ピエヒGTは、こうしてデジタルでつくられる。ベルリンのスタートアップ企業インカリは、ピエヒのレーサーをどのようにデジタルで立ち上げ、走らせているのか? そして、ほとんどの大手メーカーが失敗していることとは? レポート。

どうせうまくいかない、夢物語だ、金の無駄だ。
トニ ピエヒ(Toni Piëch=フェルディナント ピエヒの息子でポルシェの孫)のプロジェクトをそう判断する人もいたかもしれない。
2年前、ジュネーブでコンセプトが発表されたときもそうだったが、その考えは間違っている。

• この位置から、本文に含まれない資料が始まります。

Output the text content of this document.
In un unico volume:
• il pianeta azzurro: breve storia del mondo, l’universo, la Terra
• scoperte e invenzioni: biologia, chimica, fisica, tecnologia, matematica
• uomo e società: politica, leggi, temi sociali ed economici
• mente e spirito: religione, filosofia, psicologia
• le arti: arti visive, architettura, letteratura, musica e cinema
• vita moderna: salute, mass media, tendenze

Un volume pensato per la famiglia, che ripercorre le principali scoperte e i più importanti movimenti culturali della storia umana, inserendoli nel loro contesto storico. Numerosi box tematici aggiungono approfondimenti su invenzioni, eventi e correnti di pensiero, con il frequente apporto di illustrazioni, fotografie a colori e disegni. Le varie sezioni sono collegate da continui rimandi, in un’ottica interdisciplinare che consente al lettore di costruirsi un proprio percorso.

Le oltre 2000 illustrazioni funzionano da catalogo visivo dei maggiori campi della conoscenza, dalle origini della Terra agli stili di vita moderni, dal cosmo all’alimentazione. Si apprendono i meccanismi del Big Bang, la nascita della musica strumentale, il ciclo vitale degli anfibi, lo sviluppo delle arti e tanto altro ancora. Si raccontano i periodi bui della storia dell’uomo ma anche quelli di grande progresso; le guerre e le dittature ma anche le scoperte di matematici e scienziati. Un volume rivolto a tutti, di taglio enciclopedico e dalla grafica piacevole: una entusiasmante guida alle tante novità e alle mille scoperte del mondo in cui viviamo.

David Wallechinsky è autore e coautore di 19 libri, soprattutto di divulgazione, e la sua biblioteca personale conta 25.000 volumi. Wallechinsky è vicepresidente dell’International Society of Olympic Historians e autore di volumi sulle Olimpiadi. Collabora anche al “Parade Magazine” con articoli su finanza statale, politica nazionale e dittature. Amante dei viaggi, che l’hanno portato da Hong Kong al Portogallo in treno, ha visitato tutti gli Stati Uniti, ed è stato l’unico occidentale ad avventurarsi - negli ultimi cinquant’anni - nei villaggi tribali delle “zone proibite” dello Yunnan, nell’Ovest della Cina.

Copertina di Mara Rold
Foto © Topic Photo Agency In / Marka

2シータースポーツカーのプロトタイプ「ピエヒGT」が時速200kmを超えるテスト走行に成功し、さらにベルリンのソフトウェアベンチャー企業「インカリ」との開発提携が発表され、注目されるようになった。
むろん知らなくてもいい。しかし、創業者でありCEOであるオスマン ダンブヤのケータイ番号は、今や多くのドイツ車経営者のポケットの中に入っている。
彼は、「私たちのプラットフォームであるインカリ スタジオ(Incari Studio)は、自動車産業における「ヒューマン マシン インターフェイス」に革命を起こしています」と、語っている。
これはどういうことかというと、たった3人のクリエイターが、手を合わせて、「ピエヒGT」の「OS」をわずか6ヶ月で開発したということだ。
何事も道具は一つだけだ。リバーシングカメラを忘れた?
気にせず、数回クリックすれば、5分で統合される。
といった具合に。(笑)

クラシックでミニマルなレイアウト: スピードメーターとステアリングホイールは、GTの仕事場を支配するクラシックなものだ。

インテリアはスピードが命

スッキリとしたミニマリストなインテリアは、ドライバーの前にあるクラシックなスピードメーターと、3つのやや小さなシンクロスクリーン、そしてAR(拡張現実)が主役となっている。
それ以上はない?
ピエヒ 「スクリーンは最も早く老朽化するので、クラシックなスクリーンを選択しました。今の業界ではスピードが重要です」と語る。
ピエヒは、他にも計画中のSUVと4シータースポーツサルーンを含めて、開発から量産までわずか2年しかかからないようにしたいと考えている。

ピエヒGTの「父」たち: トニ ピエヒ(右)とインカリの創業者オスマン ダンブヤがチームになって登場。

政治家や金融機関からのサポートがない

速さといえば、「ピエヒGT」は3基の電動モーター(リアに2基、フロントに1基)、611馬力、重量は1800kgで、「ポルシェ タイカン」よりも500kg、新型「テスラ ロードスター(こちらも航続距離は長いとされている)より1,000kgも軽く、3秒で0から時速100kmまでスプリントする。
充電時間は8分で500kmの航続距離の80%までの充電が可能となっている。
この車は、モジュールを交換することで、何度でも生まれ変わることができ、技術的にも古典的な形でも古くなることはない。

トニ ピエヒ(右)とインカリの創業者オスマン ダンブヤの両CEOは、開発者の不足、政治家や金融機関のサポート不足を訴えている。
ピエヒは、「私たちは、これまで大多数のメーカー(超大手メーカーでさえ)が失敗してきた設計者とエンジニアのスマートでソフトウェアベースのコラボレーションに成功したのです」と語る。
ダンブヤは、「私の携帯電話には多くの会社から問い合わせや面会要望の電話がかかってくることがあるのですが、何と言えばいいのでしょうか、当然といえば当然なのですが、我々は国や政治家、金融機関からのサポートを必要としています。しっかりと我々の夢をかたちにするためにも」と熱意を語った。

「ピエヒGT」、カッコいいではないか!
今後が楽しみなプロジェクトではある。続報をお楽しみに。